As declarações foram feitas um dia depois da divulgação de um vídeo onde o líder máximo das Farc, Alfonso Cano, faz uma proposta de diálogo ao presidente eleito da Colômbia, Juan Manuel Santos, que toma posse no próximo dia 7 de agosto.

Durante um evento na cidade de Cali, neste sábado, Garzón afirmou que "as portas não estão fechadas", mas que, para que as negociações sejam iniciadas, a guerrilha terá que concordar em libertar seus reféns de maneira incondicional.

"O governo de Juan Manuel Santos não fechou as portas para a paz, mas exigimos que a guerrilha coloque em liberdade os reféns incondicionalmente e que seja capaz de reconhecer que esta guerra não tem sentido", disse Garzón, de acordo com a rádio colombiana RCN.

"Se eles assim se manifestarem, podem estar seguros que Juan Manuel Santos terá toda a generosidade para construir acordos de paz em meio a um processo de reparação das vítimas da violência", disse o vice-presidente eleito da Colômbia.

Entre as exigências para o início do diálogo, Garzón também afirmou que as Farc devem colocar em liberdade crianças que foram recrutadas de maneira forçada pela guerrilha, além de renunciar às práticas de "terrorismo e sequestro".

PROPOSTA

As declarações do vice-presidente eleito são a primeira resposta de um membro do novo governo às propostas apresentadas pelas Farc por meio de um vídeo divulgado na sexta-feira.

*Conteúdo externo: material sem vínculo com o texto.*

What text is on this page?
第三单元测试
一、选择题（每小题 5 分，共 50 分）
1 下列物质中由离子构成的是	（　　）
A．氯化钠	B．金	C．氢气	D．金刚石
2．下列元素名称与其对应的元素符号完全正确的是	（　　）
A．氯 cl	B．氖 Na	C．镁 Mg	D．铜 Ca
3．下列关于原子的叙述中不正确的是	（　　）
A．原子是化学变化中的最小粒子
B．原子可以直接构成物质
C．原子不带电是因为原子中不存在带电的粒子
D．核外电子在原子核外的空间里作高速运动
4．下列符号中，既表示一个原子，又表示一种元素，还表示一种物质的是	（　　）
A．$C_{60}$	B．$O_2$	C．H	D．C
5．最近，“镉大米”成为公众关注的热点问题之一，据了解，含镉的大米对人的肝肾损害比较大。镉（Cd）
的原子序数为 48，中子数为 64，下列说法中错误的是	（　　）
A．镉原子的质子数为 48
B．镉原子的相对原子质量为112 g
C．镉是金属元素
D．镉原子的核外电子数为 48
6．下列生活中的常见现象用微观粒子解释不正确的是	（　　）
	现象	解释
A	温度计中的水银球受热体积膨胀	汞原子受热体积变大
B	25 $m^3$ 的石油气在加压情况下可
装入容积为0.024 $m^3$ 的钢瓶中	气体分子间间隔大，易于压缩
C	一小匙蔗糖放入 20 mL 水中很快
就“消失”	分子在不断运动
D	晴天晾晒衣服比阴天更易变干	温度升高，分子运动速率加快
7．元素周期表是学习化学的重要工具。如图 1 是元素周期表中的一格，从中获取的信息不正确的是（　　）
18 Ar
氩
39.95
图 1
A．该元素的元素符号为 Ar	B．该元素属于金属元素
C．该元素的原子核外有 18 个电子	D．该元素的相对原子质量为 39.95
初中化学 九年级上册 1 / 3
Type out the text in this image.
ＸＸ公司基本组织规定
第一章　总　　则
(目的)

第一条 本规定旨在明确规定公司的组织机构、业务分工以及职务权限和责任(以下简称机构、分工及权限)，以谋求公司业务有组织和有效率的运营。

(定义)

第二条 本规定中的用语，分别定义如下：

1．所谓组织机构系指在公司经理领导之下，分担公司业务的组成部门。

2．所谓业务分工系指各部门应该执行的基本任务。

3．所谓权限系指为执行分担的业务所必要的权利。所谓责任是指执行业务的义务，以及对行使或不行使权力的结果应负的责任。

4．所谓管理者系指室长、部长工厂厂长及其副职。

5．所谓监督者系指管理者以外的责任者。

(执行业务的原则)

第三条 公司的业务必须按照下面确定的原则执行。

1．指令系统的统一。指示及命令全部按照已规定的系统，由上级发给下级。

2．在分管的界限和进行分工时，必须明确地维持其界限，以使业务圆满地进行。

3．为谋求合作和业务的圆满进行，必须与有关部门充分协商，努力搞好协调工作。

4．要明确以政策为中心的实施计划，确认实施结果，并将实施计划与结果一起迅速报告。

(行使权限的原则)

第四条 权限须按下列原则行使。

No vídeo, o líder guerrilheiro Alfonso Cano propõe uma "conversa" com Juan Manuel Santos, mas também impõe condições para o eventual início de um diálogo.

Entre elas, está a revisão do acordo militar entre Colômbia e Estados Unidos, que permite a tropas americanas o uso de sete bases militares colombianas, além de mudanças no regime político do país.